2.1. – Apurar se o seguro que deve responder pelos danos do sinistro objeto dos autos é o seguro obrigatório de responsabilidade civil automóvel (e não o seguro pelos riscos de laboração da máquina retroescavadora).

Resumidamente, defende a recorrente que, uma vez que o atropelamento do sinistrado ocorreu quando a máquina retroescavadora fazia marcha atrás, ou seja, o acidente ficou a dever-se à função circulante da máquina e aquando da sua circulação e condução, deveria o mesmo ter sido submetido ao regime do seguro de responsabilidade civil obrigatório, e não ao seguro de responsabilidade civil pela laboração da dita máquina, com a sua consequente absolvição do pedido.

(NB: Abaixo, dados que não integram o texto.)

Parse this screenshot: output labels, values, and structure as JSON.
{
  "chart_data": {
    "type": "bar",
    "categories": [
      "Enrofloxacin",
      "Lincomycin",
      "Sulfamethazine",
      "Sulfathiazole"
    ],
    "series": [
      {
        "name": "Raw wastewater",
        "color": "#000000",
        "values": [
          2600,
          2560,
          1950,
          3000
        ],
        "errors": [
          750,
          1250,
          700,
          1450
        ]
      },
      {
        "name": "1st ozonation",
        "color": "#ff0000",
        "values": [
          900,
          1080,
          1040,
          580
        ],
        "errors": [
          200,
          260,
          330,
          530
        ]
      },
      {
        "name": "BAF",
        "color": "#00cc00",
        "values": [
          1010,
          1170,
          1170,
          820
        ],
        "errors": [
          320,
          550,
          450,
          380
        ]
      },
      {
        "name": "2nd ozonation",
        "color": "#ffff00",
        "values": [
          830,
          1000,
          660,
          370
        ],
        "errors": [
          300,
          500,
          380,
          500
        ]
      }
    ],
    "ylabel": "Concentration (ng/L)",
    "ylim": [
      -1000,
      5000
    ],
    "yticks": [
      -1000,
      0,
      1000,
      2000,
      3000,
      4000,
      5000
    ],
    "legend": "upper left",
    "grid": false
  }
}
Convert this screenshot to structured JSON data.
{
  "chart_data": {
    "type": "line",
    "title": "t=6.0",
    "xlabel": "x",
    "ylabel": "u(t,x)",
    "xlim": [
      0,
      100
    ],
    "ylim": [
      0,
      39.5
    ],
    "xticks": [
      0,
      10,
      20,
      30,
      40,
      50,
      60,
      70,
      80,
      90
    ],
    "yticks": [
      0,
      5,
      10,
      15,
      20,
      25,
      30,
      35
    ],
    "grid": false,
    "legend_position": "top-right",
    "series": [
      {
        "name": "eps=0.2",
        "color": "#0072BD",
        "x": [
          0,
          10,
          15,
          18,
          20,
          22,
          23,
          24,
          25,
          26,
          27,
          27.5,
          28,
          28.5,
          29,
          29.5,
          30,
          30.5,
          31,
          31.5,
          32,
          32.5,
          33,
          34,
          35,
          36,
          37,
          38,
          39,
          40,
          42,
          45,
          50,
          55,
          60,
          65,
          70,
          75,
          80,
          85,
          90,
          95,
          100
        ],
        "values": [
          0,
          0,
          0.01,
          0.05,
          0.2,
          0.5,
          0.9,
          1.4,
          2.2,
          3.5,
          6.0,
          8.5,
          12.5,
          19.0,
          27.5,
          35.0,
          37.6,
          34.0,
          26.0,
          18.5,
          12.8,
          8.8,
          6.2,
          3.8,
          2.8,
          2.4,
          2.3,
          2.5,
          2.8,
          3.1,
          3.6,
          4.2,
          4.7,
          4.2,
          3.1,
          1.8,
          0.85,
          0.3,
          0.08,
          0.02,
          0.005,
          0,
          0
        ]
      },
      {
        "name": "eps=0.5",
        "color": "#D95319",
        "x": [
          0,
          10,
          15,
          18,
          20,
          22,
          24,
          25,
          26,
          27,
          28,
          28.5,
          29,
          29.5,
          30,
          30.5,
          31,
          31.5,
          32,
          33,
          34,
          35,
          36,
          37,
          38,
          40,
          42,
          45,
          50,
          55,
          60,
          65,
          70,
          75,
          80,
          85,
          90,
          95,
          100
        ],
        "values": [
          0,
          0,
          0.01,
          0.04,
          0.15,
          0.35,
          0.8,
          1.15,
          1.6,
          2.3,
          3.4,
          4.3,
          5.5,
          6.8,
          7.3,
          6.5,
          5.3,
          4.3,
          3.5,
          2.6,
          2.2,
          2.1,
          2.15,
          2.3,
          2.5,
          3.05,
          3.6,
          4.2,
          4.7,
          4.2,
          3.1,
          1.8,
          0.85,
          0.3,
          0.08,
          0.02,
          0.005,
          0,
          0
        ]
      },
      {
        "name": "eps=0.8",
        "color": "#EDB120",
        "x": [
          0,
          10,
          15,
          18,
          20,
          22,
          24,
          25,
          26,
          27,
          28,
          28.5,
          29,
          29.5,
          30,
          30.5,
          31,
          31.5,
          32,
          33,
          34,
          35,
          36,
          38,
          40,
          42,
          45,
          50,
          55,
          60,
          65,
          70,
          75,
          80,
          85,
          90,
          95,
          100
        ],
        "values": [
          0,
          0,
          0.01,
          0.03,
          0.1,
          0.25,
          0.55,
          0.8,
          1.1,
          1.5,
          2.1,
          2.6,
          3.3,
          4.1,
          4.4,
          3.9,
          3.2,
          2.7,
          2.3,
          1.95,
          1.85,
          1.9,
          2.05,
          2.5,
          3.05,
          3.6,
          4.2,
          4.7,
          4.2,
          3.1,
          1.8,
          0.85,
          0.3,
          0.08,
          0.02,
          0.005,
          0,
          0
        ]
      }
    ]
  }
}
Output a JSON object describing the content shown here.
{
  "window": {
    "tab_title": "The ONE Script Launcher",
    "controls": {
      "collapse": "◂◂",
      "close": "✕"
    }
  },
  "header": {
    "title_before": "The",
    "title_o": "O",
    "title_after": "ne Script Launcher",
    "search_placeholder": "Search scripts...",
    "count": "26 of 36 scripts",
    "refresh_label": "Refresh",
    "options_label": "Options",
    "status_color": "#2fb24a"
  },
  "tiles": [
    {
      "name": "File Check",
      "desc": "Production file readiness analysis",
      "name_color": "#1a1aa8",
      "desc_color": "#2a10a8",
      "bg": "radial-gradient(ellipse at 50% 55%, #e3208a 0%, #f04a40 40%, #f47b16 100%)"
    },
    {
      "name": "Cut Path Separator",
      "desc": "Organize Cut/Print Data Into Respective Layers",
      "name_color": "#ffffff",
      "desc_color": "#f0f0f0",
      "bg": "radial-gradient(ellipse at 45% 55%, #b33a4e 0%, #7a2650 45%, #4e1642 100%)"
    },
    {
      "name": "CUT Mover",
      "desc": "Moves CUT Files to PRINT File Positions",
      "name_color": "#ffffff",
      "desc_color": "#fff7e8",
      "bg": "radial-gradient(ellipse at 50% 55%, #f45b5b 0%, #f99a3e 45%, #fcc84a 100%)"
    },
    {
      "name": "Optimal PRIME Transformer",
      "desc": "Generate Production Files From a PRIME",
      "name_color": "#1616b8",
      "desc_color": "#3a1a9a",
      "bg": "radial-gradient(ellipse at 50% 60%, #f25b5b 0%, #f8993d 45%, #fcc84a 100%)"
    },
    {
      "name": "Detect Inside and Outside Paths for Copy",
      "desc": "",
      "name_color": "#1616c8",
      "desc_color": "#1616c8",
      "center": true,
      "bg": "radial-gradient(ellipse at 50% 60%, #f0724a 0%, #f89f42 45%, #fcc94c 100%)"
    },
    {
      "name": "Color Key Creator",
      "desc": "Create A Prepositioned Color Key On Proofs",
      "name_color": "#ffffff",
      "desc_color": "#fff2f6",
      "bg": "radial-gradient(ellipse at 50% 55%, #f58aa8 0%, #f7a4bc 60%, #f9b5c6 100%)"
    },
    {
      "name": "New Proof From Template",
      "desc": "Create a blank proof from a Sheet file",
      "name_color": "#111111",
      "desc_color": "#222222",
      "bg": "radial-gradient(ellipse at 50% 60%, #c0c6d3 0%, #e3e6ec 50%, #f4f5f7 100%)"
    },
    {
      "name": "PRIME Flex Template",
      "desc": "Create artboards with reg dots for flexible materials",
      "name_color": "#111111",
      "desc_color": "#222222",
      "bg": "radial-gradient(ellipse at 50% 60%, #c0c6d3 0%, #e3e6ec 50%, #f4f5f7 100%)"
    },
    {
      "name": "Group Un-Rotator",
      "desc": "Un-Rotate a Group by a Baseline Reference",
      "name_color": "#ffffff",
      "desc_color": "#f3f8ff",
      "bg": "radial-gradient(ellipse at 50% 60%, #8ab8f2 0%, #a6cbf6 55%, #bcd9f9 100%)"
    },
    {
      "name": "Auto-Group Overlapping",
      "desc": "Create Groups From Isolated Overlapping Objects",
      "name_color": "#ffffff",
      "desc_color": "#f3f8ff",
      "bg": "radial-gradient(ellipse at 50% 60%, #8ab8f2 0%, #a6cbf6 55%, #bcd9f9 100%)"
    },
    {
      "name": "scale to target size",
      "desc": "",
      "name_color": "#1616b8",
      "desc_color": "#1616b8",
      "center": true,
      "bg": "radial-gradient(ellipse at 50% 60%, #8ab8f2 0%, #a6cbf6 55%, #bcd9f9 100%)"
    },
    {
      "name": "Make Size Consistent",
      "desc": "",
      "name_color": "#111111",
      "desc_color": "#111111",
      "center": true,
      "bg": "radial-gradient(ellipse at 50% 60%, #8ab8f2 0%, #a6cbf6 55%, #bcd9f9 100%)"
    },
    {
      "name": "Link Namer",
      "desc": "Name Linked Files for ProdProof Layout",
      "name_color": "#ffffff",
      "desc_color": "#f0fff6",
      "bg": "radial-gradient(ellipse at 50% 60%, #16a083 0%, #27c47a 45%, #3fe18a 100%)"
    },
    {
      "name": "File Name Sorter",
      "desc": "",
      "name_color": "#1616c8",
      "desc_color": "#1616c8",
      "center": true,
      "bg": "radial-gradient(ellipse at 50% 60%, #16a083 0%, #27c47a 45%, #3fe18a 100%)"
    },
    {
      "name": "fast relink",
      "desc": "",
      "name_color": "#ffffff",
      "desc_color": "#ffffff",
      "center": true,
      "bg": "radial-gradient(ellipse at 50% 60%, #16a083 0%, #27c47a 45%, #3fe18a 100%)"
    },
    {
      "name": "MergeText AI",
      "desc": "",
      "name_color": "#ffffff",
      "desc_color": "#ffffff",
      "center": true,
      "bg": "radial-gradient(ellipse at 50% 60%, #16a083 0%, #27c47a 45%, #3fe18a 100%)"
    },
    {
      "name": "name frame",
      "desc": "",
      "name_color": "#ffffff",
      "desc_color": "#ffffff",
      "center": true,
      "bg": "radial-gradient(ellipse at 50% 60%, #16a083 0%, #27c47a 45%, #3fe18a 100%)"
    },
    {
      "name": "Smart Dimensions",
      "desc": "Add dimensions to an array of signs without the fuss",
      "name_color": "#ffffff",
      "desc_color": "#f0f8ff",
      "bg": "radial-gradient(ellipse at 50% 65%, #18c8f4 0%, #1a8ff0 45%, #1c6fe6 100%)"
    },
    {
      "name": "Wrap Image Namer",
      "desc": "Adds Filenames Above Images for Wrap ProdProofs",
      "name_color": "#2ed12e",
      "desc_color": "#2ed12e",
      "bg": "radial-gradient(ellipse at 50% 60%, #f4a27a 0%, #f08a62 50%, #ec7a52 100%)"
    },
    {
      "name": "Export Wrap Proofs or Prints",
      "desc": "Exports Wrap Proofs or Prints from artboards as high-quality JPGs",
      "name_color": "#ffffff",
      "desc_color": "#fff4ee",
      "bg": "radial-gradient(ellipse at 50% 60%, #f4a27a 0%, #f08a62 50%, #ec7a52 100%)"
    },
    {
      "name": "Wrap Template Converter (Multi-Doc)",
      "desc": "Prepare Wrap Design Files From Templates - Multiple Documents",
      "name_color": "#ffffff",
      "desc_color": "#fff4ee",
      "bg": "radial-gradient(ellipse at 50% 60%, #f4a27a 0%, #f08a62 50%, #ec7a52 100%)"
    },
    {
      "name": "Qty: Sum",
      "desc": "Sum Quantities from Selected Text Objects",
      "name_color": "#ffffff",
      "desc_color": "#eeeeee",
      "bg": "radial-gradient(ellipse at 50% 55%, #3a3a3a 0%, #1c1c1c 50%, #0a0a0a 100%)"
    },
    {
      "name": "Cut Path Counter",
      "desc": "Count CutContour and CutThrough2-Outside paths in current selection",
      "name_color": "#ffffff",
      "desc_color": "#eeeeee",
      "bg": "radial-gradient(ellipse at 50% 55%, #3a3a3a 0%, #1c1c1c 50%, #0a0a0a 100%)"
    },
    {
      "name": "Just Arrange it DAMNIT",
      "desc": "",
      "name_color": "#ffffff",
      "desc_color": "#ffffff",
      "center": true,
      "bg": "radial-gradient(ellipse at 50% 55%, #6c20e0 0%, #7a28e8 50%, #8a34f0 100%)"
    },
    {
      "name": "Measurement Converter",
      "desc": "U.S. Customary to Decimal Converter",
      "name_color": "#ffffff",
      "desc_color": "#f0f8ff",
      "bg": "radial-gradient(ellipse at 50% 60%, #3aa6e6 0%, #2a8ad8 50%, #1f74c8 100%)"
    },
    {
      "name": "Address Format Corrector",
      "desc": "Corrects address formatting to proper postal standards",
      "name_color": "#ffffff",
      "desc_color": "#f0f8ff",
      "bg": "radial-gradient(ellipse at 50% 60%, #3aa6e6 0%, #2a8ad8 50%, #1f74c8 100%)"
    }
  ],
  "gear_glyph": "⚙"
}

Invoca, para tanto, o entendimento firmado no Acórdão do Tribunal da Relação de Coimbra, datado de 10.03.2015, proferido no processo n.º 1533/12.1TBGRD.C1 (relator Teles Pereira), nos termos do qual o «acidente provocado por um tractor industrial (uma empilhadora), consistente no atropelamento de um peão quando a máquina executava uma manobra de marcha atrás, no espaço exterior circundante de um armazém, local onde se realizavam operações de carga e de descarga e que é considerado via pública, (tal acidente) deve ser considerado abrangido pelo seguro obrigatório de responsabilidade civil automóvel, por referência à obrigação de segurar prevista no artigo 4º, nº 1 do DL 291/2007, de 21 de Agosto».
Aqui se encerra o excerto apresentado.